On Monday, the US Supreme Court permanently laid to rest North Dakota's controversial "fetal heartbeat" law that would have banned abortions as early as six weeks into a pregnancy.

The law, approved by North Dakota's state Legislature in 2013, was widely cited as the strictest abortion ban in the country because it would have effectively outlawed abortion after the first detection of a fetal heartbeat, which often occurs at six weeks, before many women even know they are pregnant. Six-week bans are so extreme that in many conservative states, which have passed large numbers of abortion restrictions, they have failed to gain traction.

In 2013, after the measure was passed, North Dakota's sole abortion clinic, the Red River Women's Clinic in Fargo, sued the state, and a judge blocked the law just a month before it was set to take effect that summer. After a series of appeals, a federal judge again ruled the law unconstitutional in July. Once more the state appealed the ruling and it went to the Supreme Court. But the court on Monday refused to review the lower court's ruling, effectively overturning the ban.

Arkansas is the only other state that has banned abortion after the detection of a fetal heartbeat. That ban, which outlawed abortion after 12 weeks, was also struck down in court last year. The Supreme Court last week decided not to hear the state's appeal.

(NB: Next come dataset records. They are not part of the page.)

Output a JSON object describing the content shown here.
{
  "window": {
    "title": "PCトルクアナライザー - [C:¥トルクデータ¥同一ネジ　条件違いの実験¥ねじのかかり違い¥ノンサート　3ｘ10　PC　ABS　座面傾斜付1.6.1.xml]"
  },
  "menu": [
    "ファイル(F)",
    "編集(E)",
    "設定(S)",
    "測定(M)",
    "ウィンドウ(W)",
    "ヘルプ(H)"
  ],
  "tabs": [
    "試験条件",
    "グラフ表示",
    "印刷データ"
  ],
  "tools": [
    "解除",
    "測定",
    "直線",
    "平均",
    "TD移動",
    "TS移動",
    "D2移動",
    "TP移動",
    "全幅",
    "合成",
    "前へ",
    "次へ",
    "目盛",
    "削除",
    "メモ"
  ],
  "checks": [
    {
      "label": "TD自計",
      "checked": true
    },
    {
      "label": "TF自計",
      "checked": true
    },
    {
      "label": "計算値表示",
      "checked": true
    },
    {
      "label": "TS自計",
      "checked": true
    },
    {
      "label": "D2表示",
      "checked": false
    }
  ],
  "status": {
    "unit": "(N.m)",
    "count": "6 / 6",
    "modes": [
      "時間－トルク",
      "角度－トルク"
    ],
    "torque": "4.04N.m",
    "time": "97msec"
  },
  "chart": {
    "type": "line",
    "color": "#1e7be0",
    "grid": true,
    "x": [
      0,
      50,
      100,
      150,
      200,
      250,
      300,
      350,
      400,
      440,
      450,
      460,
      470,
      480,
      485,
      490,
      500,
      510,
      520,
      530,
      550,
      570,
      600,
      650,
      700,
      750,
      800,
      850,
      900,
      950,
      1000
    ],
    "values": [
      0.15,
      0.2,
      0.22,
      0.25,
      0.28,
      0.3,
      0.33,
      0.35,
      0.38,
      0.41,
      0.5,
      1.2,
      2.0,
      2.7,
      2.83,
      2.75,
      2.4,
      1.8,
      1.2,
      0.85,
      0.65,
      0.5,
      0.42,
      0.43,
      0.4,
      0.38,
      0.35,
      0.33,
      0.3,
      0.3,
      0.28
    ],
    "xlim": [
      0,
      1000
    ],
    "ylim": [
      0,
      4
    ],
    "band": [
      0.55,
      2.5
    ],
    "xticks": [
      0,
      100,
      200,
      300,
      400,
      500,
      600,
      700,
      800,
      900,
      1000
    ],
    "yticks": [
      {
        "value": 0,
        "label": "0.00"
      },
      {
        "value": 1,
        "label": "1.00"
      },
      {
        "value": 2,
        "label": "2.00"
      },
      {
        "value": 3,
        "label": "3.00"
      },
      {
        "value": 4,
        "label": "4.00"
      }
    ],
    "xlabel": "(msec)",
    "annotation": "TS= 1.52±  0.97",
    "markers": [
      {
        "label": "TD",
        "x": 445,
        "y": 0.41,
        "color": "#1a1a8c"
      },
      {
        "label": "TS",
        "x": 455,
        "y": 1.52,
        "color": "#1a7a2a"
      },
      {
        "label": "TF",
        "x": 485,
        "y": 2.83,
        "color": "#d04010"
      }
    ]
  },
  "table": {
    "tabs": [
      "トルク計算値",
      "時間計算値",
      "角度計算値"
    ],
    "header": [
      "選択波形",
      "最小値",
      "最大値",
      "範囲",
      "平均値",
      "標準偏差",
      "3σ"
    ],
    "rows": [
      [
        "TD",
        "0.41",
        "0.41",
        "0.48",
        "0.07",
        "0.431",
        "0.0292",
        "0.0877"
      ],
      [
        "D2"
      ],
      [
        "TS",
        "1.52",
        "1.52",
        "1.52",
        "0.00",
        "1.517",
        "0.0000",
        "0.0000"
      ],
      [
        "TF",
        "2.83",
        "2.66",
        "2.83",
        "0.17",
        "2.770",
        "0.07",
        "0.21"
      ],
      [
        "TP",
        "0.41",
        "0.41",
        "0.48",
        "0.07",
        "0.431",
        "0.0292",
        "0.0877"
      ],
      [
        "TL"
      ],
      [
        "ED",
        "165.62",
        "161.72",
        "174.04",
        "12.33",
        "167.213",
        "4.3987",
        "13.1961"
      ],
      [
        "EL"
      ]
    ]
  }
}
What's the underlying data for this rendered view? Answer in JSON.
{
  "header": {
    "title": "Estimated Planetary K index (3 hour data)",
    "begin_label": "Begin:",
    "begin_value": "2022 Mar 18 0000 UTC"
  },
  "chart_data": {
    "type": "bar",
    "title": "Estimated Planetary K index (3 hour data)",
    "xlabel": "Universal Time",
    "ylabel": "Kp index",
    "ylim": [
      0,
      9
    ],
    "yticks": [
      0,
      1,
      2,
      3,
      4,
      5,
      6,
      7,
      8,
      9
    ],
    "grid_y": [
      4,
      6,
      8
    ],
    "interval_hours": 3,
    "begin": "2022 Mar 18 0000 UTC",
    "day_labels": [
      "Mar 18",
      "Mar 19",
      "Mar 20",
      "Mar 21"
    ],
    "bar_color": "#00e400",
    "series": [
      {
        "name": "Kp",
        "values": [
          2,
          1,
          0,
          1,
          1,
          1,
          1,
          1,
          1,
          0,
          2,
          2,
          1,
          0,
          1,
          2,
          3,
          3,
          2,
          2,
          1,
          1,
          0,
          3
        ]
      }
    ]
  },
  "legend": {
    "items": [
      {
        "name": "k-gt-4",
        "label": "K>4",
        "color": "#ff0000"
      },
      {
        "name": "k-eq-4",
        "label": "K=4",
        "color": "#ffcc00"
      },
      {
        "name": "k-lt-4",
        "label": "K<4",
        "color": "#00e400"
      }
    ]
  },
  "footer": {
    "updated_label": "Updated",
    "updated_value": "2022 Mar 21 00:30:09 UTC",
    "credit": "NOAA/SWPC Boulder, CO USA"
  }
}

Abortion rights advocates are now turning their attention back to the Texas case headed to the Supreme Court this spring. "This utterly cruel and unconstitutional ban would have made North Dakota the first state since Roe v. Wade to effectively ban abortion—with countless women left to pay the price," said Nancy Northup, whose group the Center for Reproductive Rights is behind both the North Dakota and Texas cases. "We continue to look to the nation's highest court to protect the rights, health, and dignity of millions of women and now strike down Texas' clinic shutdown law."

Oral arguments for the Texas case are scheduled to take place on March 2.